Karen Tang, CFP®: Certified Financial Planner in Singapore

Rebalancing – A Great Way To Eliminate Bad Decision Making

Most investors face a dilemma in correct decision-making: when to buy, when to sell, what to buy, what to sell, how much to buy or sell, and at what price!

What if I told you that there is a way by which you could take profits when markets are high, and invest when prices are low – automatically?

Luckily, there are ways that can help you WIN as a “passive” or defensive investor.

How is that? I will show you.

Once you have done your financial planning with a qualified consultant, you will know how much money you have left to invest, and your risk profile.

Let us start with what your ideal financial investment portfolio looks like. What is the split i.e. ratio of the asset classes? No matter how large or small the absolute dollar value is, it is wise to think of it in terms of percentages.


The main two asset classes are equity a.k.a. common stocks i.e. shares of publicly traded companies, and fixed income a.k.a. bonds. These two asset classes complement each other very well.

How do you rebalance or reset the portfolio allocation?

Consider a balanced portfolio which has 50% each of bonds and equities. All you have to do is reset this balance every year on the same date.

Equities give us great returns over the years, usually well above inflation, especially if you reinvest the dividends.

Chart 1: 100-year logarithmic chart of US Dow Jones index 1923 to 2023 shows a run up in spite of a world war and many other doomsday scenarios.

The downside with equities for some investors is that they can be volatile in price from day to day. It is almost as if the markets are fickle and tend to overreact, oscillating from one extreme to another in the short term. This volatility is seen by some as “risk”, but in reality it can be taken advantage of, as we will see later in an example below. 

Chart 2: Dow Jones Index – 1 month shows some ups and downs.

Bonds on the other hand are considered more “conservative” because they are much more stable, but offer lower returns than stocks.


Chart 3: Bonds rise more slowly, but with a lot less volatility compared to equities. This volatility is the risk that some investors want to avoid.

Now, suppose you as an investor, after having done proper planning and knowing your risk tolerance, decide that you are good with a 50/50 balanced portfolio. A balanced portfolio typically consists of 50% stocks and 50% bonds.

Equites can be represented by a basket of well-chosen, actively-traded, low-cost, globally diversified unit trusts or index tracking funds. This is to ensure they are quick & easy to buy and sell (a feature known as liquidity). Diversification also reduces risk.
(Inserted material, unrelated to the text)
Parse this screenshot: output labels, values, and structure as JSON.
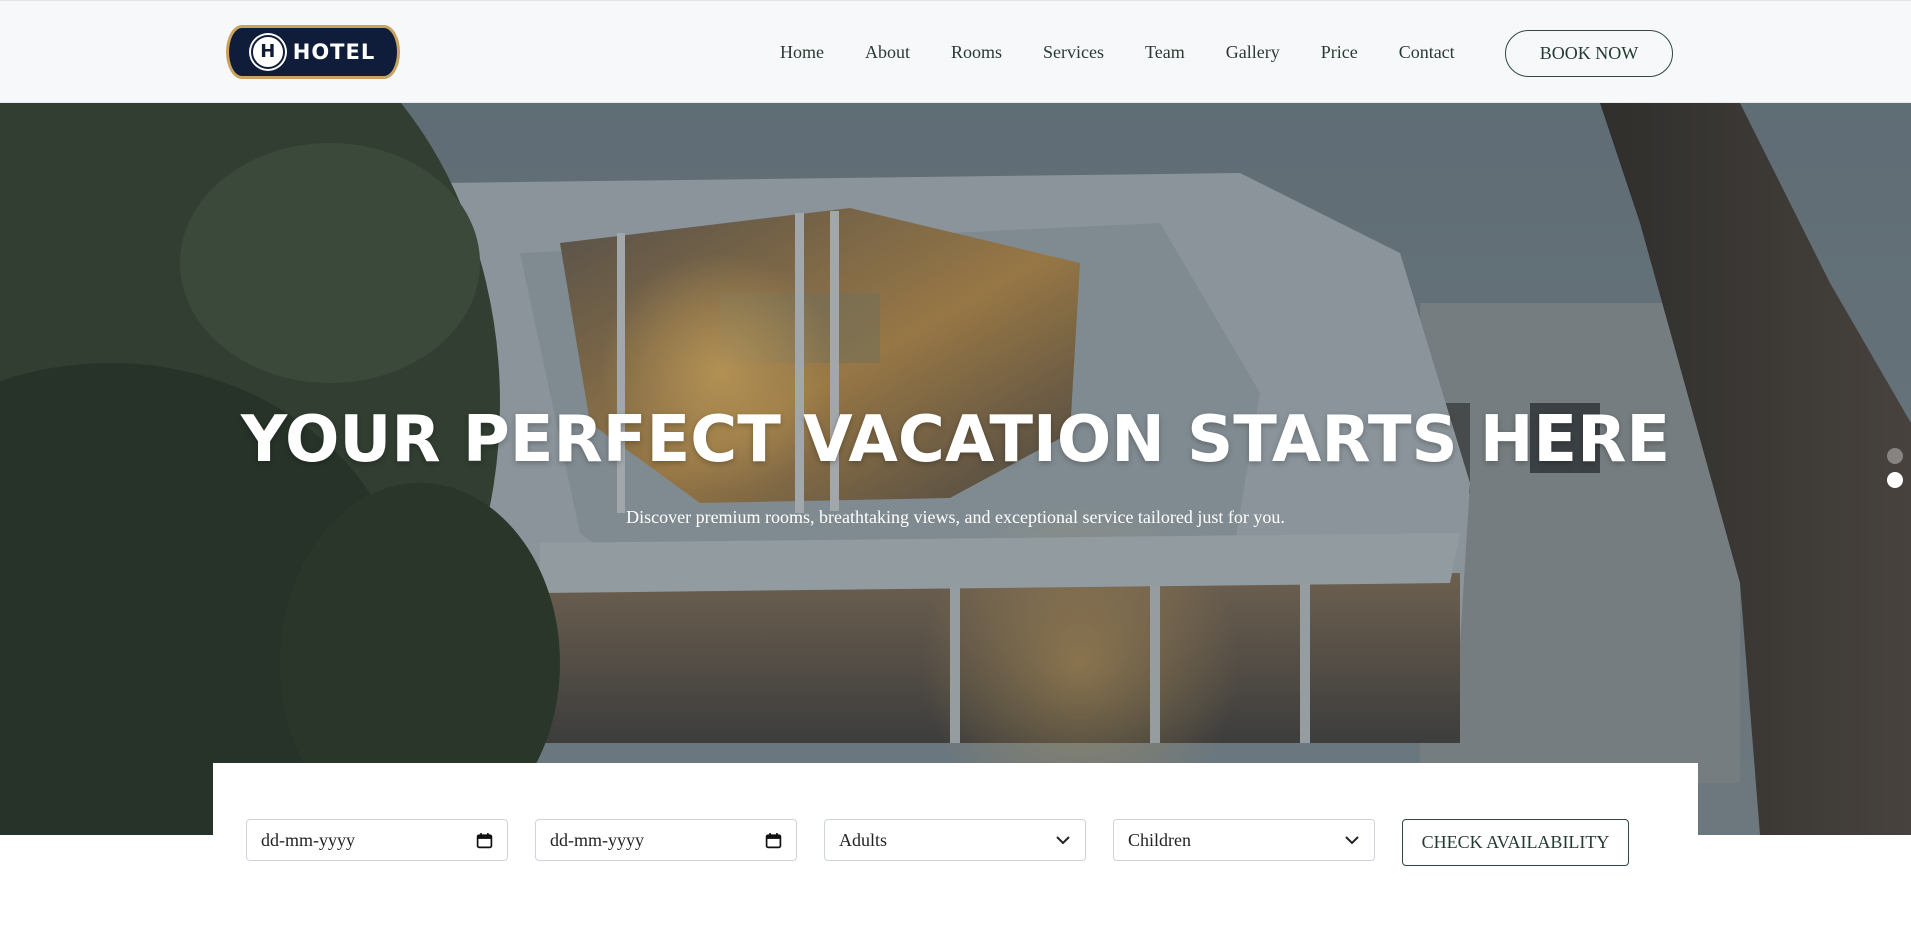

In our example today, we will take a low-cost US S&P 500 index tracking fund such as by Fidelity or Vanguard to represent the equities component of the portfolio.

The fixed income portion of our portfolio is represented by investment-grade bonds or bond funds.
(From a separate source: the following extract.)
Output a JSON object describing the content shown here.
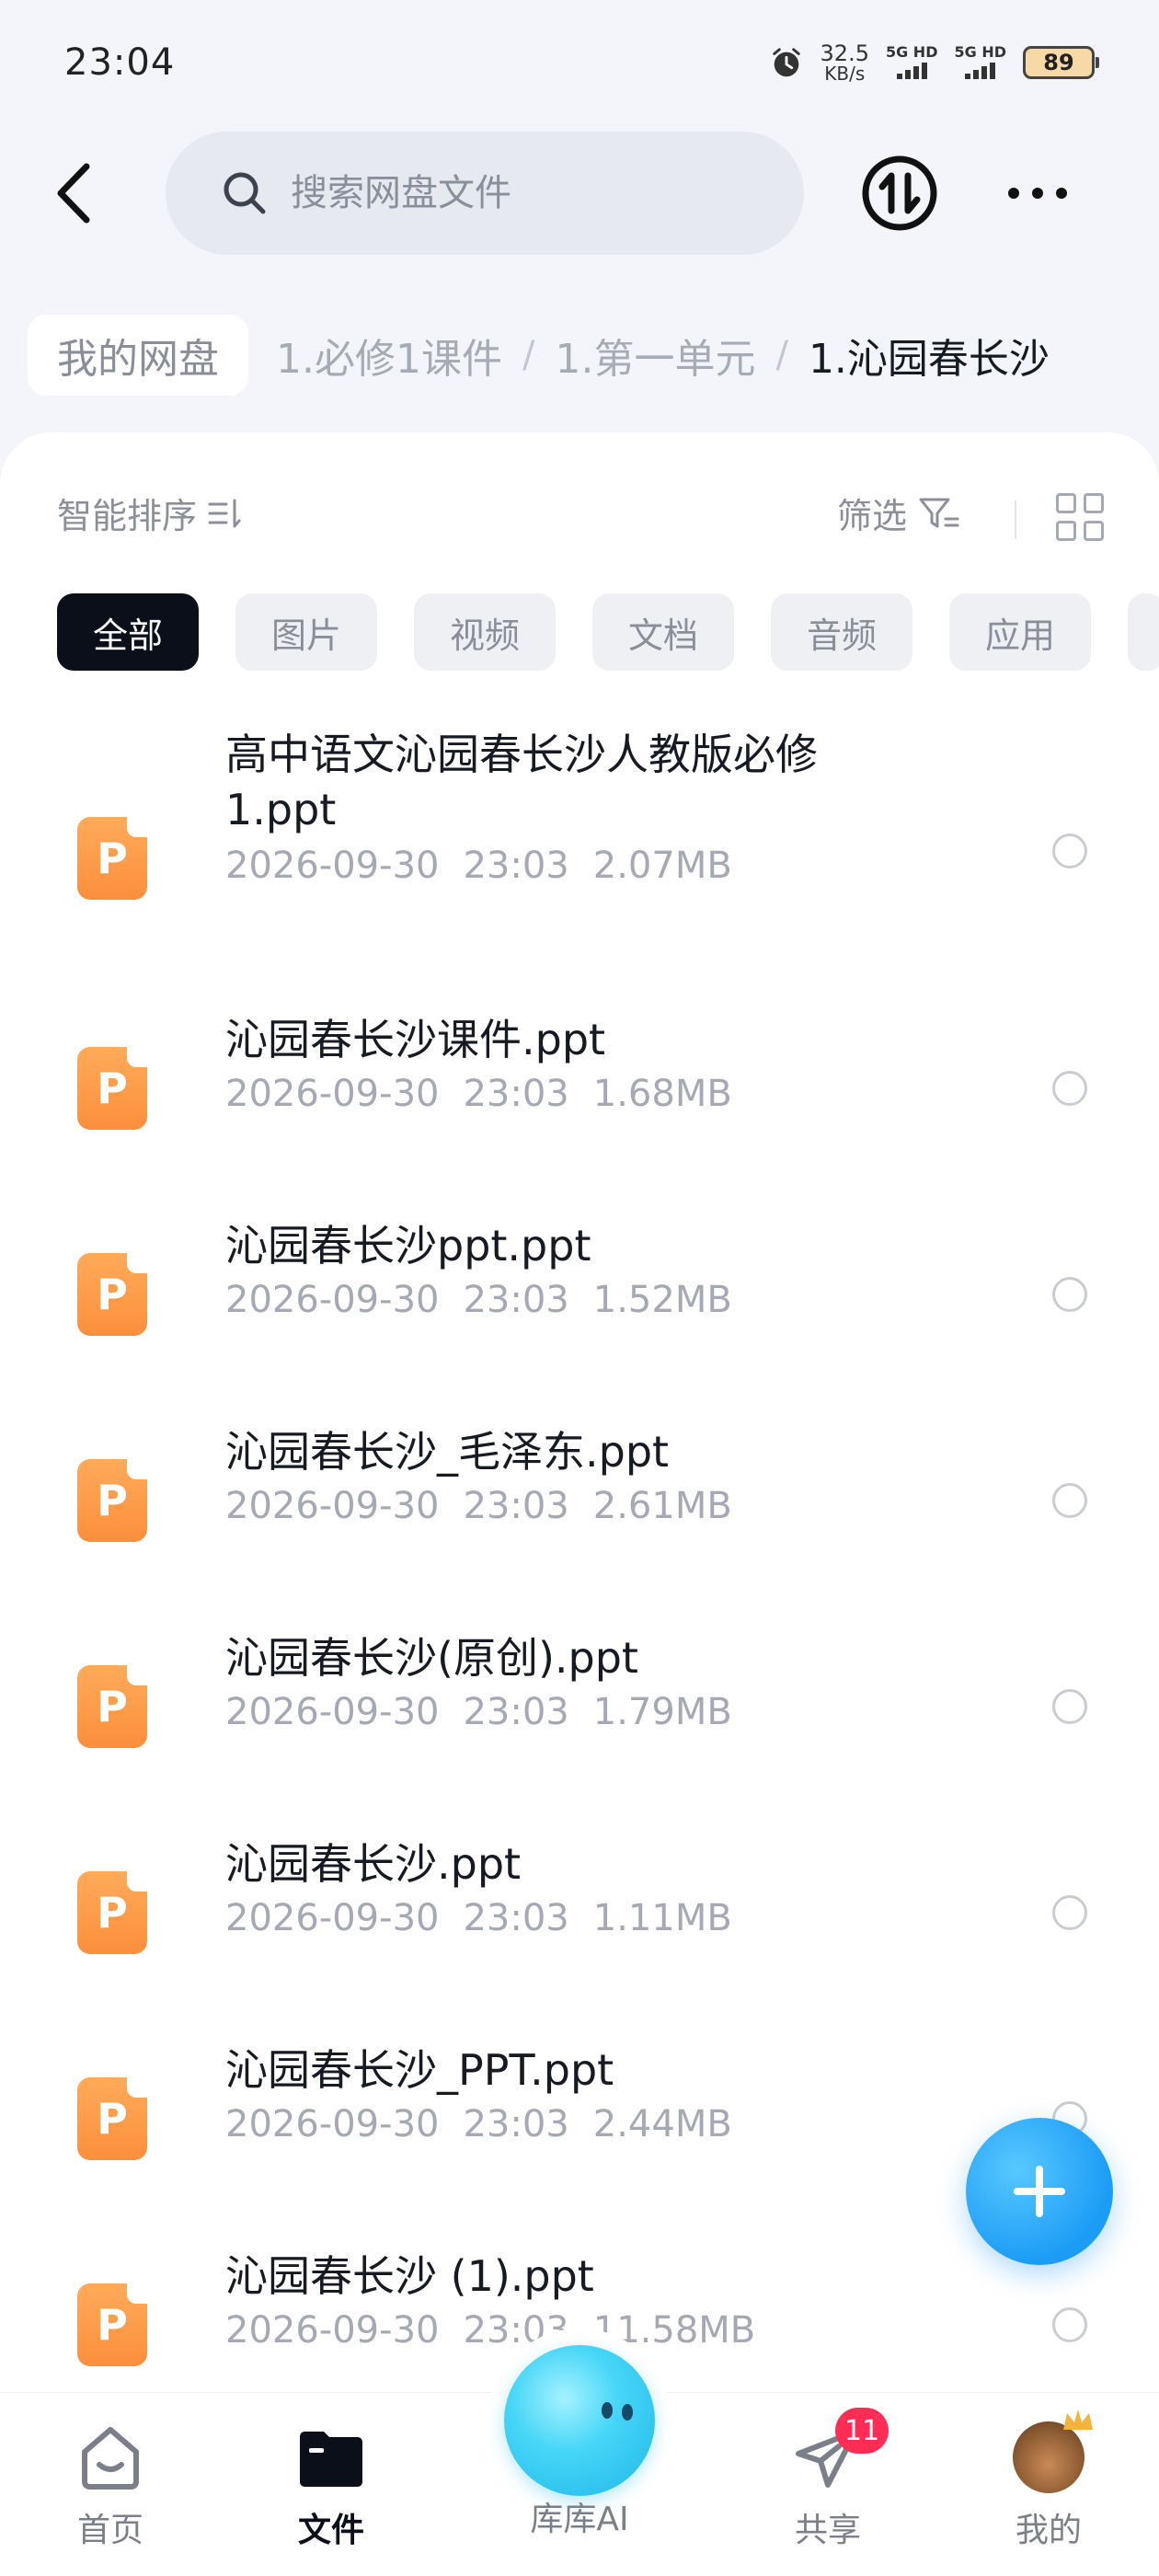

We start with $1000 with $500 each in equities and bonds.

In your investment plan, you decide that you will rebalance this ratio in your portfolio every year on 1st July.

The beauty of rebalancing is that if one year the stock markets rally up, we sell some stocks which are relatively high in price and put it into bonds. 

Another year, if stocks go down, we simply take some money from the bonds side and put it into stocks while they are cheap.

With this, we are able to sell when expensive, buy when cheap – without thinking.

Now, if the stock markets go UP a lot next year, when equities rally 24% and bonds give us a modest 4%. We now have $620 in equity and $520 in bonds, for a total of $1,140. To arrive at a 50% split of $570 each, we need to sell $50 of equity and put it into bonds. 

The vice versa can be done when stocks underperform. Though in most years, stocks will tend to rise much faster than bonds. We typically see many more years bullish i.e. rising stock markets, with a few years bearish i.e. falling prices. This system, which we call “magic portfolio” takes advantage of these disparate ups and downs of the two asset classes. Also, due to the fact that the portfolio has sufficient bonds, its value will fall much lesser than the broad stock market during bearish times.

Best of all, it removes the confusing issue that investors face about “timing” the market. We don’t need to read the news endlessly and follow TV pundits.

This makes rebalancing a very important tool or habit for investors. 

Another similar practice: Periodic realignment

This is where the investor creates a fresh portfolio every year or two and “realigns” their current holdings to match the new, well-researched portfolio allocations appropriate for the present time.

This is so that the portfolio remains “fresh” and we do not keep holding on to old assets – which could be winning or losing – because of unwise emotional reasons.

The aim is to hold only those assets which we would buy with our money today. But at the same time, we do not want to (have the pressure on us to) make random, ad hoc decisions with our money.

Good, conservative investors sleep well at night. Peace of mind is one of the main aims and advantages of value investing because it is based on sound assumptions, expectations, and logic.